Aside from these possible explanations for the EPPs’ implementation failures, it’s worth asking whether the adopted literacy framework itself incorporates all the necessary components of effective literacy instruction. It’s possible that the UNC System’s efforts have fallen prey to the same shortcomings present in the broader science of reading movement.
The Knowledge Matters Campaign (KMC), an organization that raises awareness of the importance of background knowledge in reading comprehension, discusses those shortcomings in a statement released last August. Authored by the KMC’s scientific advisory committee, the statement applauds the growing number of states embracing the science of reading.
But, the KMC notes, the science of reading is often imperfectly applied and focuses too narrowly on the development of foundational skills. There is more to reading than merely deciphering letter combinations and word order. Comprehending the meaning of those words is necessary, as well. Teaching strategies for comprehension, however, often fall short. The KMC explains:
Reading success requires much more than foundational skills … Knowledge is necessary to comprehend what we read. Foundational skills are literally meaningless unless readers can make sense of words and texts. This sense-making requires knowledge that must be systematically built (not just activated!) through instructional experiences and curricula that evoke curiosity and the desire to learn more. In short, knowledge matters.

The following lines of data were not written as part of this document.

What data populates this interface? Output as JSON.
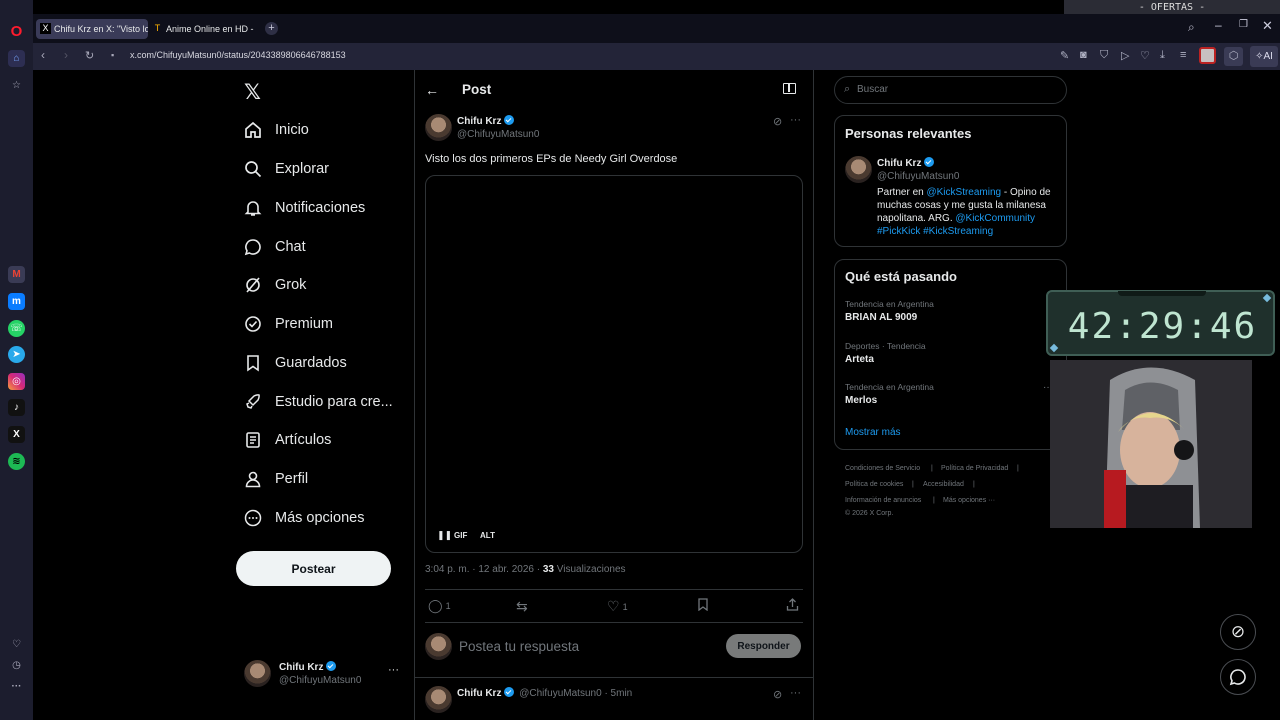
{
  "browser": {
    "ofertas_label": "- OFERTAS -",
    "tabs": [
      {
        "title": "Chifu Krz en X: \"Visto los dos",
        "favicon": "x-icon"
      },
      {
        "title": "Anime Online en HD - Tio Anime",
        "favicon": "tioanime-icon"
      }
    ],
    "url": "x.com/ChifuyuMatsun0/status/2043389806646788153",
    "ai_label": "AI"
  },
  "nav": {
    "items": [
      {
        "label": "Inicio",
        "icon": "home-icon"
      },
      {
        "label": "Explorar",
        "icon": "search-icon"
      },
      {
        "label": "Notificaciones",
        "icon": "bell-icon"
      },
      {
        "label": "Chat",
        "icon": "chat-icon"
      },
      {
        "label": "Grok",
        "icon": "grok-icon"
      },
      {
        "label": "Premium",
        "icon": "premium-icon"
      },
      {
        "label": "Guardados",
        "icon": "bookmark-icon"
      },
      {
        "label": "Estudio para cre...",
        "icon": "rocket-icon"
      },
      {
        "label": "Artículos",
        "icon": "article-icon"
      },
      {
        "label": "Perfil",
        "icon": "person-icon"
      },
      {
        "label": "Más opciones",
        "icon": "more-circle-icon"
      }
    ],
    "post_button": "Postear",
    "account": {
      "name": "Chifu Krz",
      "handle": "@ChifuyuMatsun0"
    }
  },
  "post": {
    "header_title": "Post",
    "author_name": "Chifu Krz",
    "author_handle": "@ChifuyuMatsun0",
    "text": "Visto los dos primeros EPs de Needy Girl Overdose",
    "media_badges": {
      "gif": "GIF",
      "alt": "ALT"
    },
    "timestamp": "3:04 p. m. · 12 abr. 2026 · ",
    "views_count": "33",
    "views_label": " Visualizaciones",
    "actions": {
      "replies": "1",
      "reposts": "",
      "likes": "1"
    },
    "reply_placeholder": "Postea tu respuesta",
    "reply_button": "Responder",
    "reply_preview": {
      "name": "Chifu Krz",
      "handle": "@ChifuyuMatsun0",
      "time": "· 5min"
    }
  },
  "sidebar_right": {
    "search_placeholder": "Buscar",
    "relevant": {
      "title": "Personas relevantes",
      "name": "Chifu Krz",
      "handle": "@ChifuyuMatsun0",
      "bio_1": "Partner en ",
      "bio_link1": "@KickStreaming",
      "bio_2": " - Opino de muchas cosas y me gusta la milanesa napolitana. ARG. ",
      "bio_link2": "@KickCommunity",
      "bio_tags": "#PickKick #KickStreaming"
    },
    "trends": {
      "title": "Qué está pasando",
      "items": [
        {
          "category": "Tendencia en Argentina",
          "name": "BRIAN AL 9009"
        },
        {
          "category": "Deportes · Tendencia",
          "name": "Arteta"
        },
        {
          "category": "Tendencia en Argentina",
          "name": "Merlos"
        }
      ],
      "show_more": "Mostrar más"
    },
    "footer": {
      "terms": "Condiciones de Servicio",
      "privacy": "Política de Privacidad",
      "cookies": "Política de cookies",
      "accessibility": "Accesibilidad",
      "ads": "Información de anuncios",
      "more": "Más opciones ···",
      "copyright": "© 2026 X Corp."
    }
  },
  "overlay": {
    "timer": "42:29:46"
  },
  "colors": {
    "accent": "#1d9bf0",
    "border": "#2f3336",
    "muted": "#71767b",
    "opera_red": "#ff1b2d"
  }
}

As both education theorist E.D. Hirsch and cognitive scientist Daniel Willingham have repeatedly stressed, the possession of a shared body of specific background knowledge is crucial for reading comprehension.
A closer look at UNC’s literacy framework, particularly its section on comprehension, may be merited. This section does mention the importance of “prior” or “background” knowledge several times. But the framework does not explicitly mention that students should be taught a shared and systematically-built body of knowledge. It’s unclear whether the framework’s authors would be willing to articulate what specific knowledge students should learn.
Should they prove opposed, then perhaps their framework isn’t as “aligned” with the science of learning as is widely claimed. UNC-System leaders would do well to seriously meditate on this exhortation by Robert Pondiscio, AEI senior fellow and former South Bronx public school teacher:
Follow the science: If we know that shared knowledge is essential to language proficiency, and that reading comprehension cannot be reduced to an all-purpose suite of “skills and strategies,” then our reluctance to build knowledge in a systematic and coherent way is not merely a poor choice, it’s choosing to impose illiteracy on disadvantaged children.
As BOG members are painfully aware, children can’t sit around and wait for literacy to be taught effectively. They will continue to draw from the well currently available to them—as dry and impoverished as it may be.
Shannon Watkins is the research associate at the James G. Martin Center for Academic Renewal.